© Clare London
Miles paused, his back turned to Zeke. He didn’t go out into the hallway to look for anyone. Instead, he pulled the door of the room closed, shutting them both in, twisting the handle until it clicked sharply.
Zeke thought that sounded suspiciously like a lock. It was strange, thinking of Miles and suspicion in the same context. The hairs rose on the back of his neck.
Miles turned back around to face him, his back obscuring the door handle. “Zeke, while we’re waiting, would you please read the memo in that file on my desk?”
“Sure.” Zeke frowned, confused, but he got up from the chair and strolled over to the desk. Out of the corner of his eye, he was aware of Miles moving in the opposite direction. By the time he’d picked up the blue file on Miles’s desk and opened it, Miles had crossed the room to the chair. When Zeke turned around to question him, Miles had sat down.
He sighed softly, settling himself comfortably into the soft leather cushions. “I can’t remember when I last sat in my own visitor’s chair. Thanks for keeping it warm.”
“Yeah,” Zeke said. “Right.” He glanced at the clock again. The lawyers were way too late now. “Look, is this meeting going to happen or not? What’s this all about?”
“Read it,” Miles said.
Zeke peered down at the file. The documents inside looked like a copy of the lease he was due to sign tonight. Whatever protests he made aloud, he paid plenty of attention to matters concerning his precious gallery, at least nowadays. Dammit, if he’d done the same in the past, he might not have lost it in the first place. On the top of the documents rested a small slip of crisp white paper. His eyes skimmed the brief note. “Miles?”
“Read it aloud,” Miles said. The fierce tone of his voice was startling.
“It says…” Zeke licked his lips. “Strip.” He stared at Miles. “What is this?”
“It’s one word. I know you can read perfectly well.”
Miles spoke calmly, but Zeke thought he could see the pulse throbbing in Miles’s neck. He laughed, though it sounded a little shaky. “How’re you going to explain that to the suits?”
“No one is coming,” Miles said. He didn’t move from the chair, but crossed his legs carefully, his palms flat on his knees. “None of them can make it. I must have forgotten to tell you. What else does the memo say?”
Zeke felt momentarily dizzy, like the ground shifted below him. Maybe he had been hit by that cab after all, and all this—the odd note, the meeting that never was, Miles’s cold manner—was a weird dream.

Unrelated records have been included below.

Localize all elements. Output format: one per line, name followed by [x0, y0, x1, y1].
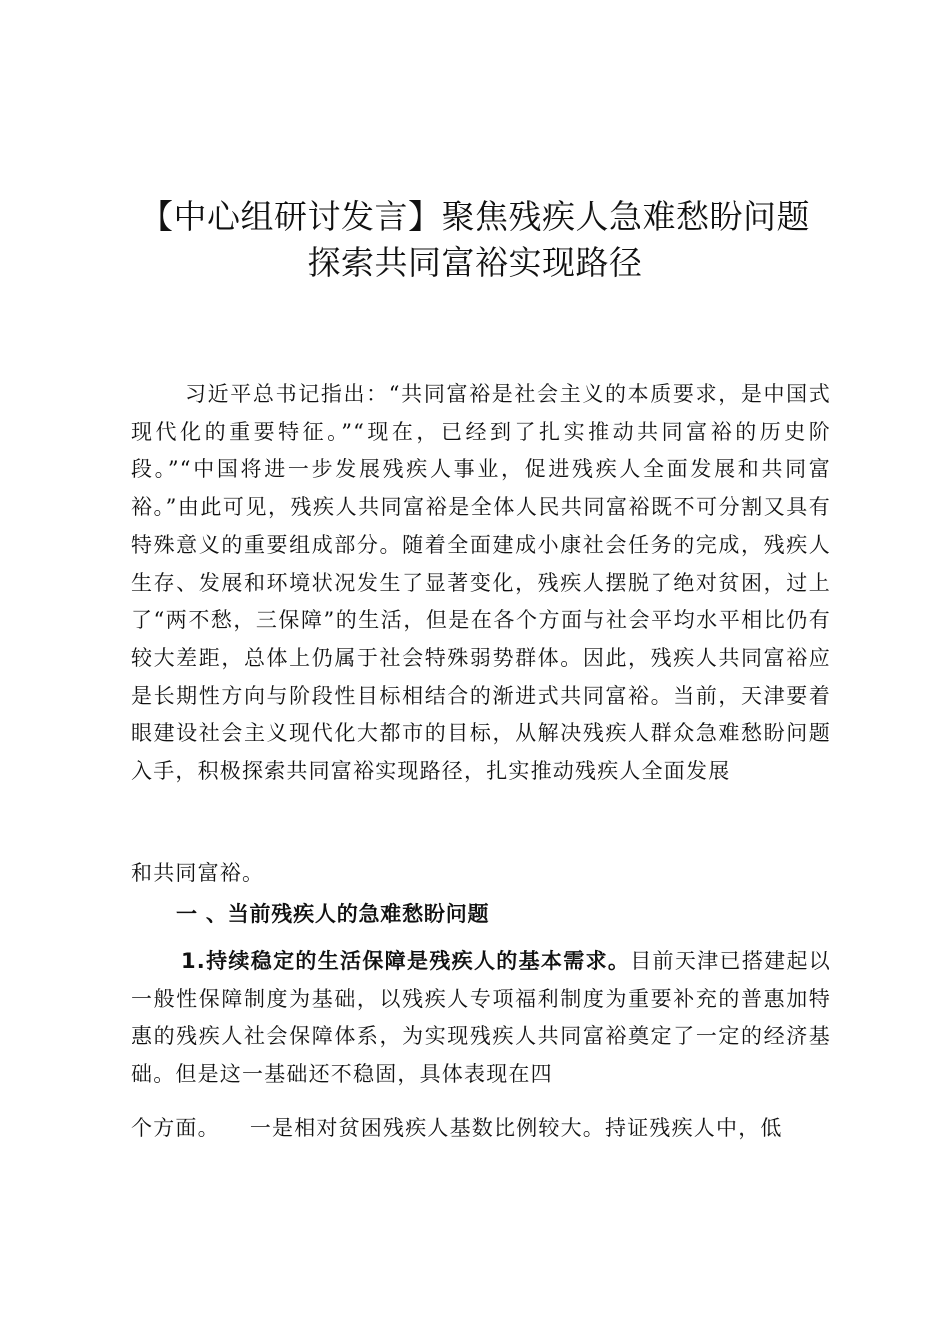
section-1-tail-a: 个方面。 [131, 1116, 220, 1140]
title-line-1: 【中心组研讨发言】聚焦残疾人急难愁盼问题 [140, 197, 810, 237]
section-1-paragraph-text: 目前天津已搭建起以一般性保障制度为基础，以残疾人专项福利制度为重要补充的普惠加特惠的残疾人社会保障体系，为实现残疾人共同富裕奠定了一定的经济基础。但是这一基础还不稳固，具体表现在四 [131, 949, 831, 1087]
section-1-paragraph-tail [131, 1110, 831, 1148]
document-title [120, 194, 830, 286]
intro-paragraph: 习近平总书记指出：“共同富裕是社会主义的本质要求，是中国式现代化的重要特征。”“现在，已经到了扎实推动共同富裕的历史阶段。”“中国将进一步发展残疾人事业，促进残疾人全面发展和共同富裕。”由此可见，残疾人共同富裕是全体人民共同富裕既不可分割又具有特殊意义的重要组成部分。随着全面建成小康社会任务的完成，残疾人生存、发展和环境状况发生了显著变化，残疾人摆脱了绝对贫困，过上了“两不愁，三保障”的生活，但是在各个方面与社会平均水平相比仍有较大差距，总体上仍属于社会特殊弱势群体。因此，残疾人共同富裕应是长期性方向与阶段性目标相结合的渐进式共同富裕。当前，天津要着眼建设社会主义现代化大都市的目标，从解决残疾人群众急难愁盼问题入手，积极探索共同富裕实现路径，扎实推动残疾人全面发展 [131, 382, 831, 784]
section-heading-1: 一 、当前残疾人的急难愁盼问题 [176, 902, 490, 926]
section-1-lead-sentence: 1.持续稳定的生活保障是残疾人的基本需求。 [181, 949, 631, 973]
title-line-2: 探索共同富裕实现路径 [307, 243, 643, 283]
intro-paragraph-tail: 和共同富裕。 [131, 861, 265, 885]
section-1-tail-b: 一是相对贫困残疾人基数比例较大。持证残疾人中，低 [249, 1116, 783, 1140]
section-1-paragraph [131, 943, 831, 1094]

“Pay attention,” Miles snapped at him. “Tell me what else it says.”
Shocked, Zeke felt a shiver of distress. It seemed a hell of a long time since he’d surrendered to his blacker moods, but maybe he hadn’t shaken them off as well as he’d hoped, even though he’d settled with Miles as his partner. Yet it was Miles who now shook that foundation. Miles had never spoken out of turn to him, had never tried to bully him in any way. Yeah, they argued—often—and Miles could give as good as he got. But had he ever tried to dominate like this?
“Listen to me,” Miles said. There was an odd strain in his voice. “Zeke?”
Zeke shook his head, trying to clear his thoughts.
“Zeke, I don’t mean to upset you.” Miles was speaking urgently. “I promise you. Do you trust me?”
Zeke swallowed hard. Of course he damn well did. “Yes.”
A burst of relief flickered in Miles’s eyes. “You looked… I mean, if you really want to leave….”
“No.” Zeke caught Miles’s gaze and held it steadily.
Miles nodded and his expression hardened again. “So do what you’re told. What else does the memo say?”
“Now, it says. No questions, no protests. No discussion will be entered into.” Zeke felt a rush of excitement overriding his initial discomfort. “Hey, man, I must say you have a cute way—”
“Be quiet,” Miles barked. “You can read, I believe, and it says no discussion. Just do it.”